Summation examinations function a lot like cross-examinations of witness testimonies, which means your primary task is to press each juror on their reasoning for their verdict. Your ultimate goal, however, is to pit the statement of a juror against that of another that it contradicts, in order to highlight inconsistencies and point out flaws in their reasonings. Mechanically, it’s a nice twist on the cross-examinations mechanic, and does just enough to set itself apart and allow it to have its own place in the experience rather than feeling like an unnecessary addition. Meanwhile, both games also do an excellent job of ensuring that enough new details and revelations come to light during these summation examinations so that trials don’t feel like they’ve stalled, which means there’s constant forward momentum. Above all else, they add a nice bit of variety to trials, which is good because some trials can be pretty long at times.
The quality of cases in both games is also excellent. There are ten episodes in total, five each in both games, and the cases vary from solid to downright spectacular. Both games are full of those “aha!” moments that Ace Attorney is so well known for, and slowly dismantling each mystery piece by piece and watching the puzzles gradually fall into place is immensely satisfying. While there are one or two cases in here that perhaps drag on a little too long or fail to grab interest during certain segments, the vast majority of cases in both games deserve a lot praise. Some of the best cases in Ace Attorney history can be found in this duology, with The Great Ace Attorney 2 in particular delivering a constant stream of complex and engrossing mysteries.
There is, of course, a larger narrative thread that runs through each episode, and though it takes a while to get going, it comes together excellently. Of the two games, the first one largely serves as setup for its sequel, establishing its world and characters and laying down the foundations for several crucial story arcs and plot points. As such, it feels slower paced, with its strong cast of characters doing the bulk of heavy lifting. The Great Ace Attorney 2, however, takes almost no time to get going, and right from the get go, it starts building momentum. Mysteries are solved, questions are asked and answered, stakes are raised, and some genuinely surprising revelations come to light. Collectively, both games tell an incredible story, and tell it very well. Some inconsistencies do pop up here and there, but they’re mostly pretty minor, and don’t really hurt the larger plot in any significant way.

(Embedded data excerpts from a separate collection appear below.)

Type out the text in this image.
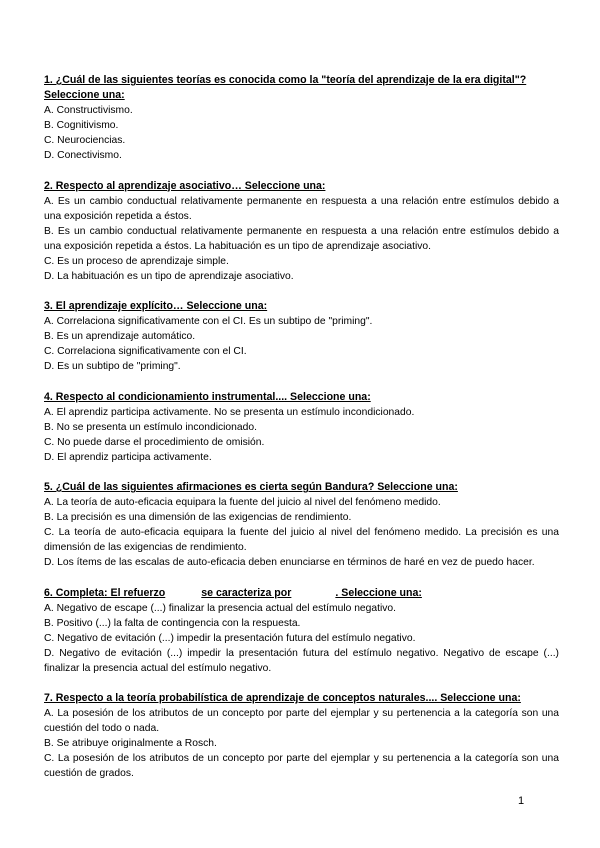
1. ¿Cuál de las siguientes teorías es conocida como la "teoría del aprendizaje de la era digital"?
Seleccione una:
A. Constructivismo.
B. Cognitivismo.
C. Neurociencias.
D. Conectivismo.
2. Respecto al aprendizaje asociativo… Seleccione una:
A. Es un cambio conductual relativamente permanente en respuesta a una relación entre estímulos debido a una exposición repetida a éstos.
B. Es un cambio conductual relativamente permanente en respuesta a una relación entre estímulos debido a una exposición repetida a éstos. La habituación es un tipo de aprendizaje asociativo.
C. Es un proceso de aprendizaje simple.
D. La habituación es un tipo de aprendizaje asociativo.
3. El aprendizaje explícito… Seleccione una:
A. Correlaciona significativamente con el CI. Es un subtipo de "priming".
B. Es un aprendizaje automático.
C. Correlaciona significativamente con el CI.
D. Es un subtipo de "priming".
4. Respecto al condicionamiento instrumental.... Seleccione una:
A. El aprendiz participa activamente. No se presenta un estímulo incondicionado.
B. No se presenta un estímulo incondicionado.
C. No puede darse el procedimiento de omisión.
D. El aprendiz participa activamente.
5. ¿Cuál de las siguientes afirmaciones es cierta según Bandura? Seleccione una:
A. La teoría de auto-eficacia equipara la fuente del juicio al nivel del fenómeno medido.
B. La precisión es una dimensión de las exigencias de rendimiento.
C. La teoría de auto-eficacia equipara la fuente del juicio al nivel del fenómeno medido. La precisión es una dimensión de las exigencias de rendimiento.
D. Los ítems de las escalas de auto-eficacia deben enunciarse en términos de haré en vez de puedo hacer.
6. Completa: El refuerzo	se caracteriza por	. Seleccione una:
A. Negativo de escape (...) finalizar la presencia actual del estímulo negativo.
B. Positivo (...) la falta de contingencia con la respuesta.
C. Negativo de evitación (...) impedir la presentación futura del estímulo negativo.
D. Negativo de evitación (...) impedir la presentación futura del estímulo negativo. Negativo de escape (...) finalizar la presencia actual del estímulo negativo.
7. Respecto a la teoría probabilística de aprendizaje de conceptos naturales.... Seleccione una:
A. La posesión de los atributos de un concepto por parte del ejemplar y su pertenencia a la categoría son una cuestión del todo o nada.
B. Se atribuye originalmente a Rosch.
C. La posesión de los atributos de un concepto por parte del ejemplar y su pertenencia a la categoría son una cuestión de grados.
1
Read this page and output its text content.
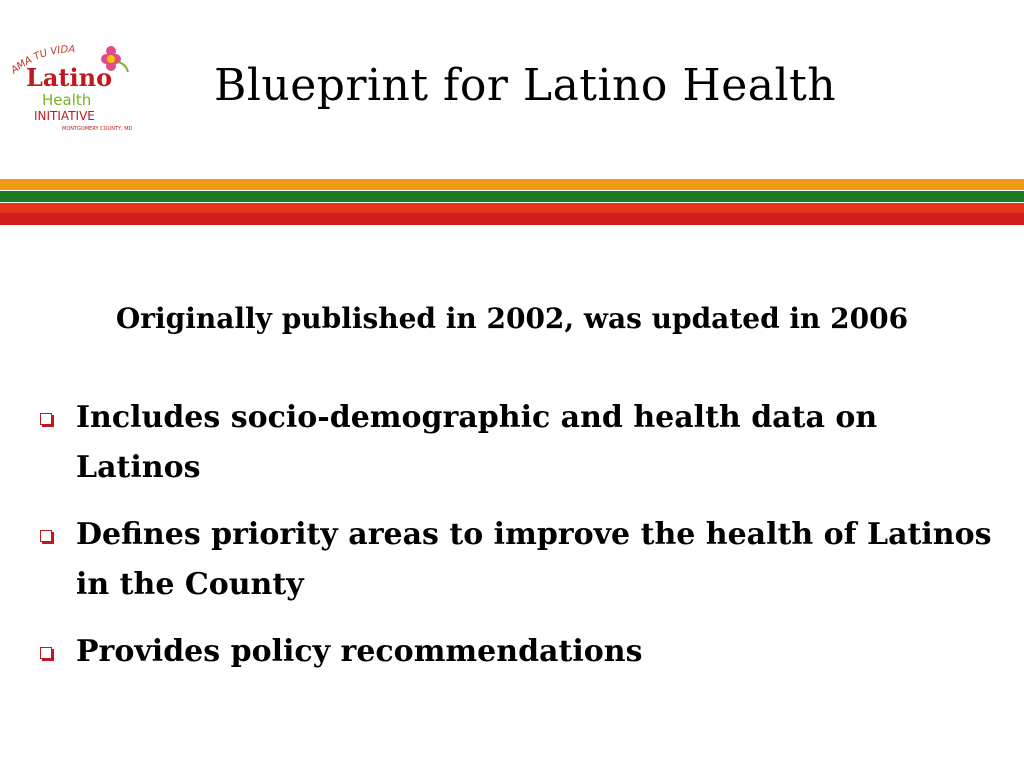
AMA TU VIDA
Latino
Health
INITIATIVE
MONTGOMERY COUNTY, MD
Blueprint for Latino Health

Originally published in 2002, was updated in 2006

Includes socio-demographic and health data on Latinos
Defines priority areas to improve the health of Latinos in the County
Provides policy recommendations
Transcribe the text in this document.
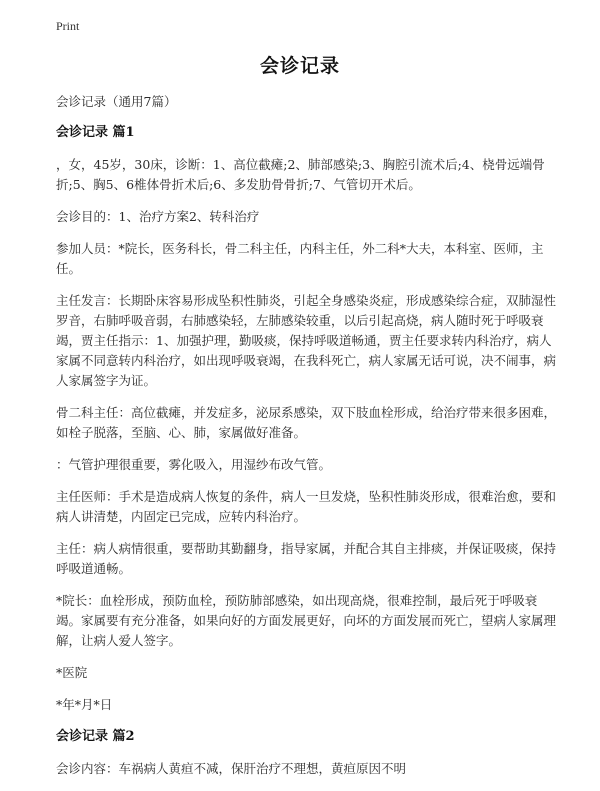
Print
会诊记录

会诊记录（通用7篇）

会诊记录 篇1

，女，45岁，30床，诊断：1、高位截瘫;2、肺部感染;3、胸腔引流术后;4、桡骨远端骨折;5、胸5、6椎体骨折术后;6、多发肋骨骨折;7、气管切开术后。

会诊目的：1、治疗方案2、转科治疗

参加人员：*院长，医务科长，骨二科主任，内科主任，外二科*大夫，本科室、医师，主任。

主任发言：长期卧床容易形成坠积性肺炎，引起全身感染炎症，形成感染综合症，双肺湿性罗音，右肺呼吸音弱，右肺感染轻，左肺感染较重，以后引起高烧，病人随时死于呼吸衰竭，贾主任指示：1、加强护理，勤吸痰，保持呼吸道畅通，贾主任要求转内科治疗，病人家属不同意转内科治疗，如出现呼吸衰竭，在我科死亡，病人家属无话可说，决不闹事，病人家属签字为证。

骨二科主任：高位截瘫，并发症多，泌尿系感染，双下肢血栓形成，给治疗带来很多困难，如栓子脱落，至脑、心、肺，家属做好准备。

：气管护理很重要，雾化吸入，用湿纱布改气管。

主任医师：手术是造成病人恢复的条件，病人一旦发烧，坠积性肺炎形成，很难治愈，要和病人讲清楚，内固定已完成，应转内科治疗。

主任：病人病情很重，要帮助其勤翻身，指导家属，并配合其自主排痰，并保证吸痰，保持呼吸道通畅。

*院长：血栓形成，预防血栓，预防肺部感染，如出现高烧，很难控制，最后死于呼吸衰竭。家属要有充分准备，如果向好的方面发展更好，向坏的方面发展而死亡，望病人家属理解，让病人爱人签字。

*医院

*年*月*日

会诊记录 篇2

会诊内容：车祸病人黄疸不减，保肝治疗不理想，黄疸原因不明
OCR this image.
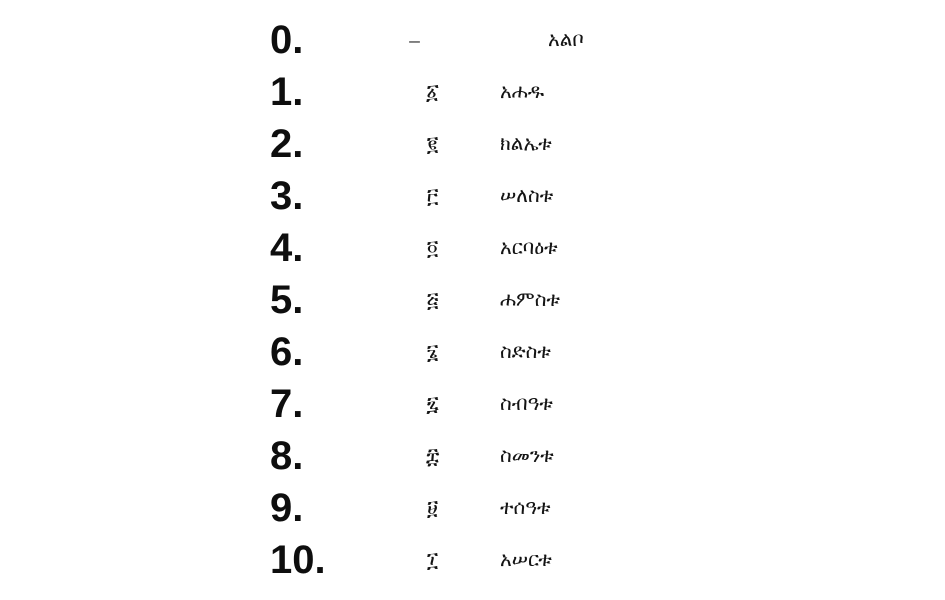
0.	–	አልቦ
1.	፩	አሐዱ
2.	፪	ክልኤቱ
3.	፫	ሠለስቱ
4.	፬	አርባዕቱ
5.	፭	ሐምስቱ
6.	፮	ስድስቱ
7.	፯	ስብዓቱ
8.	፰	ስመንቱ
9.	፱	ተሰዓቱ
10.	፲	አሠርቱ
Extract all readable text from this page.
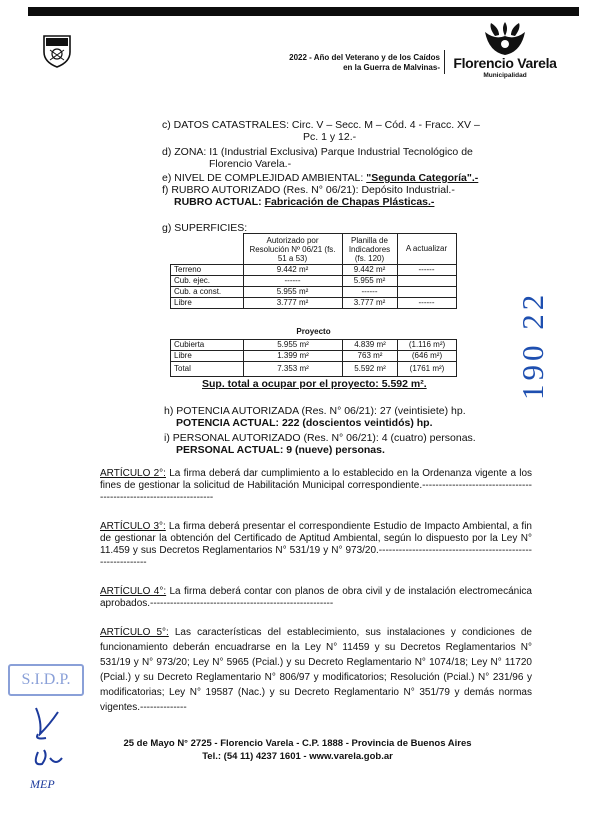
2022 - Año del Veterano y de los Caídos
en la Guerra de Malvinas- Florencio Varela
Municipalidad
c) DATOS CATASTRALES: Circ. V – Secc. M – Cód. 4 - Fracc. XV –
Pc. 1 y 12.-
d) ZONA: I1 (Industrial Exclusiva) Parque Industrial Tecnológico de
Florencio Varela.-
e) NIVEL DE COMPLEJIDAD AMBIENTAL: "Segunda Categoría".-
f) RUBRO AUTORIZADO (Res. N° 06/21): Depósito Industrial.-
RUBRO ACTUAL: Fabricación de Chapas Plásticas.-
g) SUPERFICIES:
	Autorizado por Resolución Nº 06/21 (fs. 51 a 53)	Planilla de Indicadores (fs. 120)	A actualizar
Terreno	9.442 m²	9.442 m²	------
Cub. ejec.	------	5.955 m²	
Cub. a const.	5.955 m²	------	
Libre	3.777 m²	3.777 m²	------
Proyecto			
Cubierta	5.955 m²	4.839 m²	(1.116 m²)
Libre	1.399 m²	763 m²	(646 m²)
Total	7.353 m²	5.592 m²	(1761 m²)
Sup. total a ocupar por el proyecto: 5.592 m².
h) POTENCIA AUTORIZADA (Res. N° 06/21): 27 (veintisiete) hp.
POTENCIA ACTUAL: 222 (doscientos veintidós) hp.
i) PERSONAL AUTORIZADO (Res. N° 06/21): 4 (cuatro) personas.
PERSONAL ACTUAL: 9 (nueve) personas.
190 22
ARTÍCULO 2°: La firma deberá dar cumplimiento a lo establecido en la Ordenanza vigente a los fines de gestionar la solicitud de Habilitación Municipal correspondiente.-------------------------------------------------------------------
ARTÍCULO 3°: La firma deberá presentar el correspondiente Estudio de Impacto Ambiental, a fin de gestionar la obtención del Certificado de Aptitud Ambiental, según lo dispuesto por la Ley N° 11.459 y sus Decretos Reglamentarios N° 531/19 y N° 973/20.------------------------------------------------------------
ARTÍCULO 4°: La firma deberá contar con planos de obra civil y de instalación electromecánica aprobados.-------------------------------------------------------
ARTÍCULO 5°: Las características del establecimiento, sus instalaciones y condiciones de funcionamiento deberán encuadrarse en la Ley N° 11459 y su Decretos Reglamentarios N° 531/19 y N° 973/20; Ley N° 5965 (Pcial.) y su Decreto Reglamentario N° 1074/18; Ley N° 11720 (Pcial.) y su Decreto Reglamentario N° 806/97 y modificatorios; Resolución (Pcial.) N° 231/96 y modificatorias; Ley N° 19587 (Nac.) y su Decreto Reglamentario N° 351/79 y demás normas vigentes.--------------
S.I.D.P.
MEP
25 de Mayo N° 2725 - Florencio Varela - C.P. 1888 - Provincia de Buenos Aires
Tel.: (54 11) 4237 1601 - www.varela.gob.ar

"Collectively, both games tell an incredible story, and tell it very well."
The Great Ace Attorney Chronicles is a delicious treat for Ace Attorney fans who’ve been waiting for these games to release in the West for years. Given its nature as prequel spinoff set over a century before the first game though, it’s also a great entry point for newcomers to the series. In total, I spent over 60 hours on the duology, and I had a wonderful time from beginning to end. It’s been a long wait, but The Great Ace Attorney is absolutely worth all those years of anticipation.
This game was reviewed on the Nintendo Switch.
A charming period setting that's used very well; Delightful cast of characters, with Herlock Sholmes in particular being a highlight; Excellently written and consistently funny; A solid collection of cases, with some that might be the series' best ever; An engrossing, complex, and well-told story; Charming visuals and animations; Great soundtrack.
A general lack of challenge; The first game is slower paced, especially in the beginning.